How to change passwd with in the scrip with out asking in the terminal

chakribobby · 11-23-2007, 09:17 AM

Hi
I need to change the password for the user with in the scrip(with in the scrip i have given the password)
While running that scrip it should not ask for password
That scrip is run by root
Thanks in advance

matthewg42 · 11-23-2007, 09:51 AM

The passwd command does not accept the password on the command line, as this could be seen by anyone running ps when the command is executing.

The GNU implementation of usermod can accept a pre-hashed passwd using the -p or --password option (which will work on Linux distros, but maybe not on other unix-likes).

chakribobby · 11-23-2007, 10:37 AM

thanks for you reply
can you give me the syntax for the command with example

matthewg42 · 11-24-2007, 12:35 AM

Here's an example which uses the pwgen program to make a nice password and then uses the makepasswd program to generate the hash. The password of the user is then set using the usermod program.

It is important that a cleartext password is never sent to a program as a command line parameter to prevent it being snooped by another user who runs ps at just the right time.

Code:

#!/bin/bash

# Make sure new file which contains password is private
touch pass.txt
chmod 600 pass.txt

# generate a nice secure password and put it in a file
pwgen > pass.txt

# get the password hash
ph=$(makepasswd --clearfrom=pass.txt --crypt-md5 |awk '{print $2}')

# Set the password
usermod -p $ph bob

Note that makepasswd and pwgen are not installed by default in most distros. In Debian/Ubuntu, there are packages with the same names as the programs for them.

Storing the cleartext password in a file like this is also a risky business. Only root can read the file, and anyone sitting in front of a root shell can reset anyone's password anyway, so it's not that big a deal in itself. However, you should be very careful about this file.

Not only do you need to prevent the file getting made publicly readable, but you need to protect the media on which it has been stored.

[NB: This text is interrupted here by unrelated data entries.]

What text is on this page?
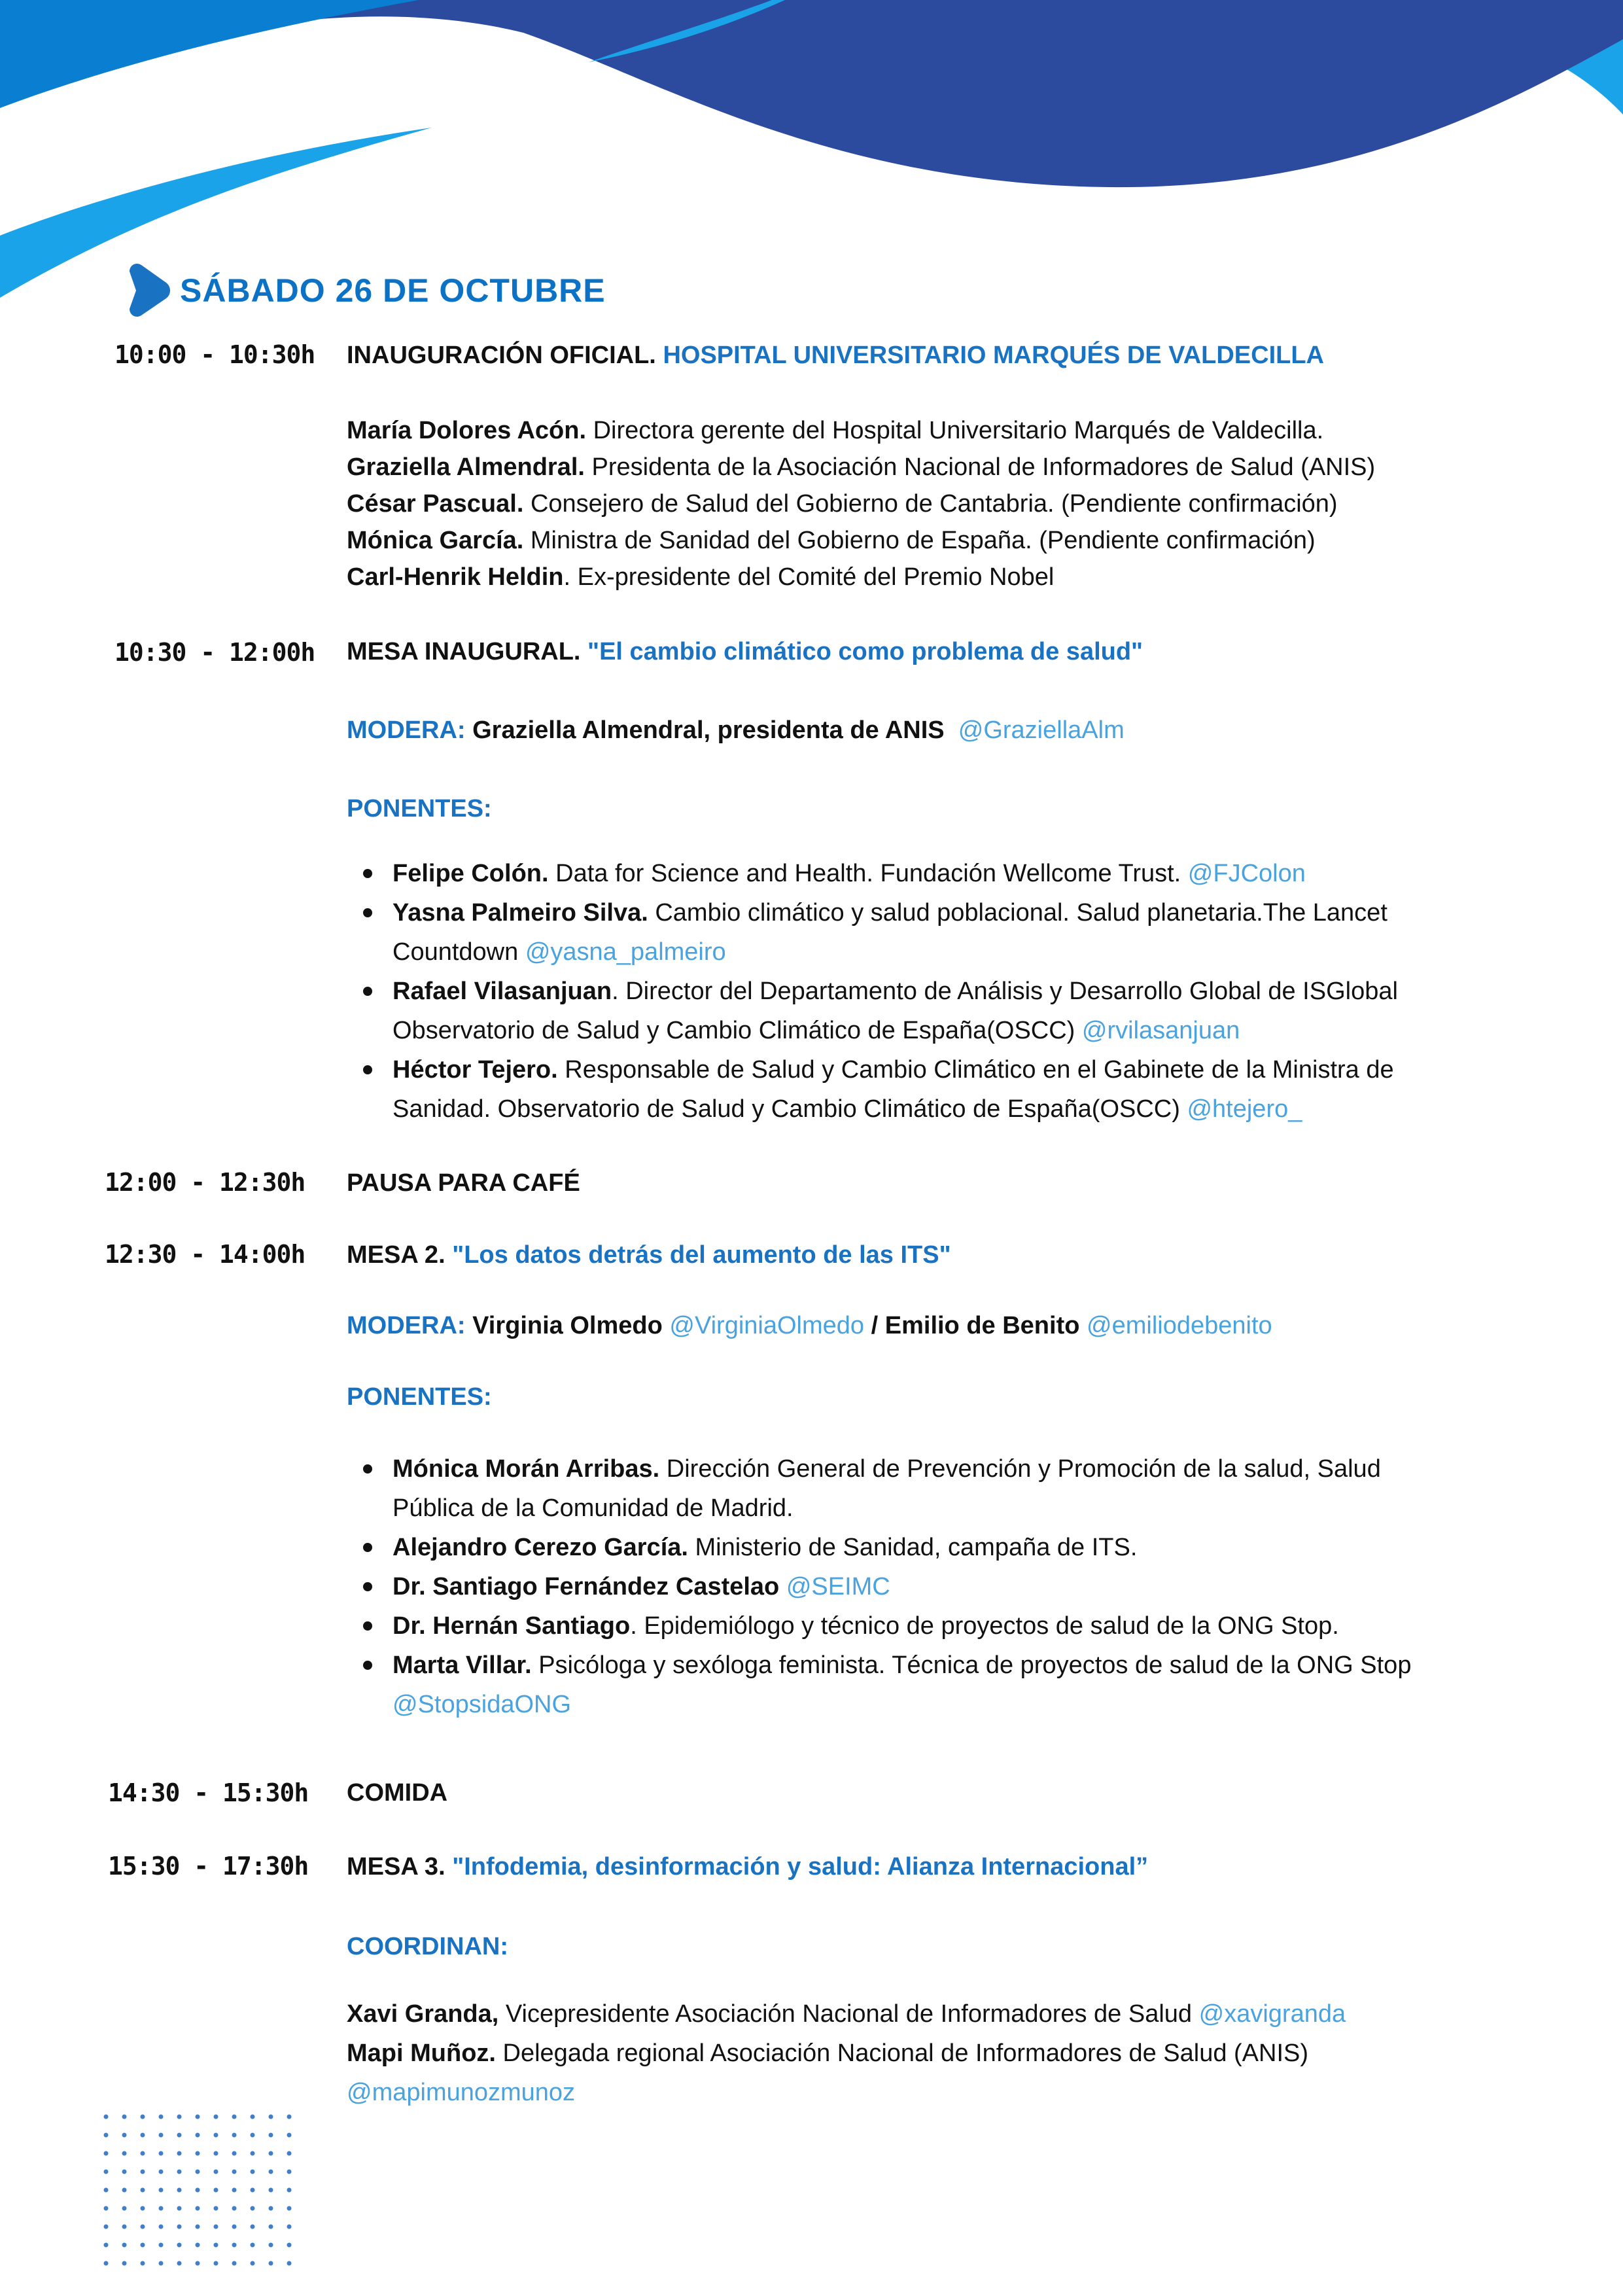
SÁBADO 26 DE OCTUBRE
10:00 - 10:30h INAUGURACIÓN OFICIAL. HOSPITAL UNIVERSITARIO MARQUÉS DE VALDECILLA
María Dolores Acón. Directora gerente del Hospital Universitario Marqués de Valdecilla.
Graziella Almendral. Presidenta de la Asociación Nacional de Informadores de Salud (ANIS)
César Pascual. Consejero de Salud del Gobierno de Cantabria. (Pendiente confirmación)
Mónica García. Ministra de Sanidad del Gobierno de España. (Pendiente confirmación)
Carl-Henrik Heldin. Ex-presidente del Comité del Premio Nobel
10:30 - 12:00h MESA INAUGURAL. "El cambio climático como problema de salud"
MODERA: Graziella Almendral, presidenta de ANIS @GraziellaAlm
PONENTES:
Felipe Colón. Data for Science and Health. Fundación Wellcome Trust. @FJColon
Yasna Palmeiro Silva. Cambio climático y salud poblacional. Salud planetaria.The Lancet
Countdown @yasna_palmeiro
Rafael Vilasanjuan. Director del Departamento de Análisis y Desarrollo Global de ISGlobal
Observatorio de Salud y Cambio Climático de España(OSCC) @rvilasanjuan
Héctor Tejero. Responsable de Salud y Cambio Climático en el Gabinete de la Ministra de
Sanidad. Observatorio de Salud y Cambio Climático de España(OSCC) @htejero_
12:00 - 12:30h PAUSA PARA CAFÉ
12:30 - 14:00h MESA 2. "Los datos detrás del aumento de las ITS"
MODERA: Virginia Olmedo @VirginiaOlmedo / Emilio de Benito @emiliodebenito
PONENTES:
Mónica Morán Arribas. Dirección General de Prevención y Promoción de la salud, Salud
Pública de la Comunidad de Madrid.
Alejandro Cerezo García. Ministerio de Sanidad, campaña de ITS.
Dr. Santiago Fernández Castelao @SEIMC
Dr. Hernán Santiago. Epidemiólogo y técnico de proyectos de salud de la ONG Stop.
Marta Villar. Psicóloga y sexóloga feminista. Técnica de proyectos de salud de la ONG Stop
@StopsidaONG
14:30 - 15:30h COMIDA
15:30 - 17:30h MESA 3. "Infodemia, desinformación y salud: Alianza Internacional”
COORDINAN:
Xavi Granda, Vicepresidente Asociación Nacional de Informadores de Salud @xavigranda
Mapi Muñoz. Delegada regional Asociación Nacional de Informadores de Salud (ANIS)
@mapimunozmunoz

Be aware that even if you have deleted the file, the contents will remain on the disk for some time, and may thus be recovered with the right tools... Writing a cleartext password to a file may contravene your employer's security policy, or other security regulations, and it is generally a Bad Idea.

There are some cases when it is (IMO) acceptable. For example making large numbers of new accounts for a student class, where the password will be printed on some private letter. In such cases you should also set the flag on the account which forces the user to change their password when they first log in so that anyone who has snooped the cleartext password will not be able to use it without you knowing (as they will have to reset the password, and presumably the student would complain when the written password does not work).

Having said all that, there are probably better approaches for that sort of thing too.

May I ask what the situation is which prompted the question?